Hanssen went on to speculate that Bloch would have been caught in the act of committing treason, were it not for the FBI's over-cautiousness. "If our guy sent to Paris had balls or brains, both [Bloch and Gikman] would have been dead meat. Fortunately for you he had neither. ... The French said, 'Should we take them down?' He went all wet. He'd never made a decision before, why start then. It was that close."
aving escaped arrest in Paris and indictment in Washington, Bloch might have faded into obscurity by now, were it not for the Hanssen case and other events that have thrust the bus driver back into the public eye.The shoplifting arrests, for example. Bloch had been working at Harris Teeter for less than a year when he was arrested in January 1993 for trying to take $100 worth of groceries from the store without paying. He was fired, but the charge was dropped when he agreed to pay a $60 fine and do 48 hours of community service. Then, in December 1994, Bloch walked out of a Carrboro Sav-A-Center with $21.74 worth of unbought merchandise: two pepperonis, a package of pita bread, a can of Crystal Light and two bottles of aspirin. He had little to say in court, but assured the judge that "I view this as a one-time, singular occurrence." This time the charge stuck, and Bloch received a 30-day suspended sentence and paid $100.
Through it all, Bloch kept his bus-driver job. It's one area of his life where he appears to have succeeded at achieving the anonymity he seeks. Co-workers have come to respect Bloch, and they don't pry into his scandal-laden history.

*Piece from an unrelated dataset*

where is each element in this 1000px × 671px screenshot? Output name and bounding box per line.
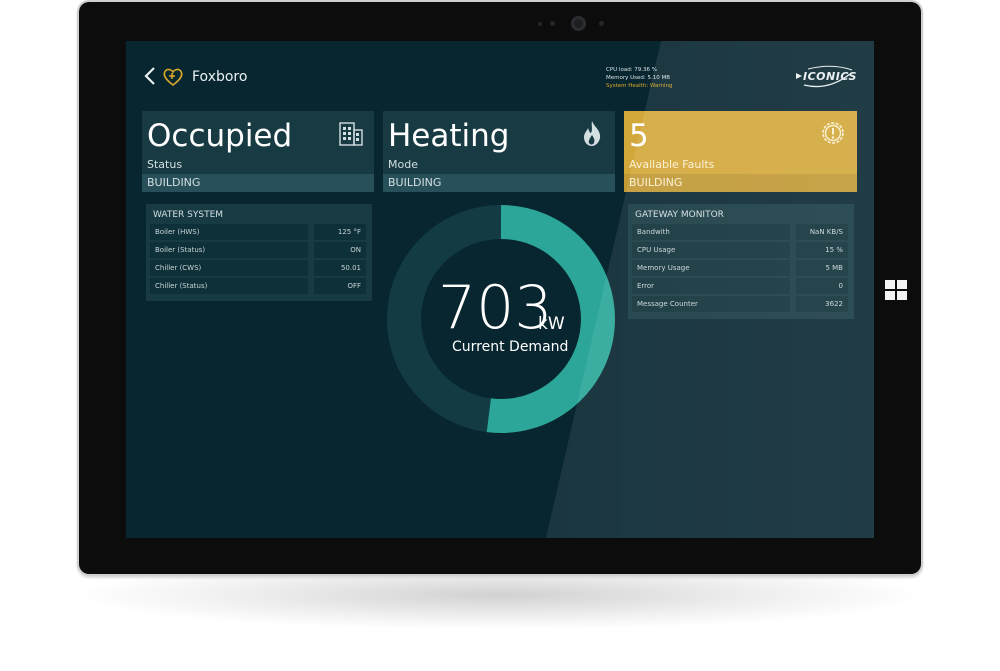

"He's a good driver, he works hard," says Mona Moore, operations superintendent for Chapel Hill Transit. "He's pretty low-key, and everybody accepts him. He just blends in well." As to the rumors about spying, Moore says, "That's all confidential, I wouldn't want to speak about that."
"That's nobody else's business, and we don't worry about it," says a Chapel Hill Transit driver who declined to give his name. "He just drives like everybody else. Felix is just Felix."
But to remain just another bus driver, Bloch will have to dodge another wave of publicity and questioning following the disclosures in the Hanssen case. So far, he says, he's been successful, ignoring the deluge of reporters' calls that have come in during the past two weeks.
"I'm sort of accustomed to people writing about me, talking about me," Bloch told The Independent. "I don't have any interest in talking off or on the record. People can write whatever they want."
He ended the two-minute interview with a paraphrase. "Greta Garbo had something to say about divulging personal details: If you do, then they're no longer personal." The secret life of Felix Bloch, it seems, will remain just that.